Thankfully, Dogg hasn’t abandoned his weird-ass psychedelic side for this project. He inserts odd effects in random places, almost to see if you’re paying attention. It’s the over-the-top echo in parts of “Have a Good Time” (a song made famous by Tony Bennett in 1952) and the space-age lasers at the end of “Your Best Friend” (a 1969 release by The Drifters) that keep you on your toes. Then there’s the out-of-nowhere shred-fest provided by none other than Living Colour ax-man Vernon Reid that infiltrates the otherwise traditional speedgrass treatment of “Rise Up” (originally recorded by The Commodores in 1971). Both “Your Best Friend” and “Rise Up” are Dogg originals revived in Blackgrass style for this set.
Another original, “To the Other Woman” (co-written with Gary “U.S.” Bonds), features a moving performance from Margo Price, who wrings country out of the pleading soul of the lyrics. In addition to Price and Reid, Dogg also enlists Jenny Lewis to duet on a vivacious version of Inez and Charles Foxx’s “Count the Days.”
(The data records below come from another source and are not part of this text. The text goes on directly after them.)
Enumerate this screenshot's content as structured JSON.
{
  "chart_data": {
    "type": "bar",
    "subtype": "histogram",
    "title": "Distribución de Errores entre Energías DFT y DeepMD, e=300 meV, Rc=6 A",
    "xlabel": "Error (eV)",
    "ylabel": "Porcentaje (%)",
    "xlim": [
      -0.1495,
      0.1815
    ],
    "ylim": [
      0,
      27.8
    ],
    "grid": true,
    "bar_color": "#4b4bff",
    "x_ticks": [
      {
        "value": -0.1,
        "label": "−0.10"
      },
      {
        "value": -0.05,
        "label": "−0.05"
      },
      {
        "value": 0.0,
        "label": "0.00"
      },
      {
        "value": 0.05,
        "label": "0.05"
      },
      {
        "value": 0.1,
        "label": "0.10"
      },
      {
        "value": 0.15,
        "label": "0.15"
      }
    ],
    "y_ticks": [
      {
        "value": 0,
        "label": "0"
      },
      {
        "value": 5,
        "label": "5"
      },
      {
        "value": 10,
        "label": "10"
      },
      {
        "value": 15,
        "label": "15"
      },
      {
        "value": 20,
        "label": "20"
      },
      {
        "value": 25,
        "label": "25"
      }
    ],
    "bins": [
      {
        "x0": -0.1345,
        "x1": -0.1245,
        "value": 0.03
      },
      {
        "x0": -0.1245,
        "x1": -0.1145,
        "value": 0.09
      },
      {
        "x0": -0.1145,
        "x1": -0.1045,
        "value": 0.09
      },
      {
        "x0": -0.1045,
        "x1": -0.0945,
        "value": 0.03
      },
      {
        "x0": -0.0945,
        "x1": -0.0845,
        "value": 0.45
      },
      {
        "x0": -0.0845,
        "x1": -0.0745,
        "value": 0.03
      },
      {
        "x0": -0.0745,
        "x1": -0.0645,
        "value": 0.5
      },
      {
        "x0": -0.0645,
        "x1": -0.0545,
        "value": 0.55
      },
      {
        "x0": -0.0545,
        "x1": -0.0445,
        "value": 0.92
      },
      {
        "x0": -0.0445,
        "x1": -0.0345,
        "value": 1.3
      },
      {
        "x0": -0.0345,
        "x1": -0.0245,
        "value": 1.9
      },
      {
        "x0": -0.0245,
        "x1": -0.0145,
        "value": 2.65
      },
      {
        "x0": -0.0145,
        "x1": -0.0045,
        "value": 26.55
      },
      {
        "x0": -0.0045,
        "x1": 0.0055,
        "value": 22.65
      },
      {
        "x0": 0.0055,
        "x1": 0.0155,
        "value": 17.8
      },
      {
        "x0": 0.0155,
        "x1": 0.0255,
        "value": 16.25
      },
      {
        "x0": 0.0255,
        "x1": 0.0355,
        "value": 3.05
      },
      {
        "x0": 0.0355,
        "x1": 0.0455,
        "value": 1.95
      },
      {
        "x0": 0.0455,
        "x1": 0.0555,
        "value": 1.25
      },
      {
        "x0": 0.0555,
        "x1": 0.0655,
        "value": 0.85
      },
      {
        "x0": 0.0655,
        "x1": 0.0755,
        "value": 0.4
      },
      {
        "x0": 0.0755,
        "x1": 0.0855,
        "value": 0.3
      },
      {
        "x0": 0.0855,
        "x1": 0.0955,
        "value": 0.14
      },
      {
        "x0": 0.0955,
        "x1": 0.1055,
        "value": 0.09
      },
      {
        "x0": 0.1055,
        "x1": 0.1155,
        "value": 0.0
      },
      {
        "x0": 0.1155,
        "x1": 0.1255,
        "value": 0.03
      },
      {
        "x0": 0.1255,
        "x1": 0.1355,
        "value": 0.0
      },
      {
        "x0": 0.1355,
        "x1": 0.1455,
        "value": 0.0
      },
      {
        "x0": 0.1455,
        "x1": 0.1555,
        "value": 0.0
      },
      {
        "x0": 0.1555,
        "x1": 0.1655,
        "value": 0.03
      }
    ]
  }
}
After the bawdy humor, the hopes and dreams for better times, brief bouts of nostalgia, and the cheatin’, cryin’, and lyin’, Blackgrass closes with the sound of an electric chair frying its unrepentant narrator. In his final moments, despite his lack of remorse for the horrible choices he’s made, the murderer turns philosophical. “My father used to teach me, ‘Boy, us and Blacks ain’t alike’ / Now I’m sittin’ here in this chair, all wired up / wearing stripes, black and white.”
OK, fine. I suppose that’s worth a chin scratch or two.
Swamp Dogg’s Blackgrass: From West Virginia to 125th St. is out May 31 on Oh Boy Records.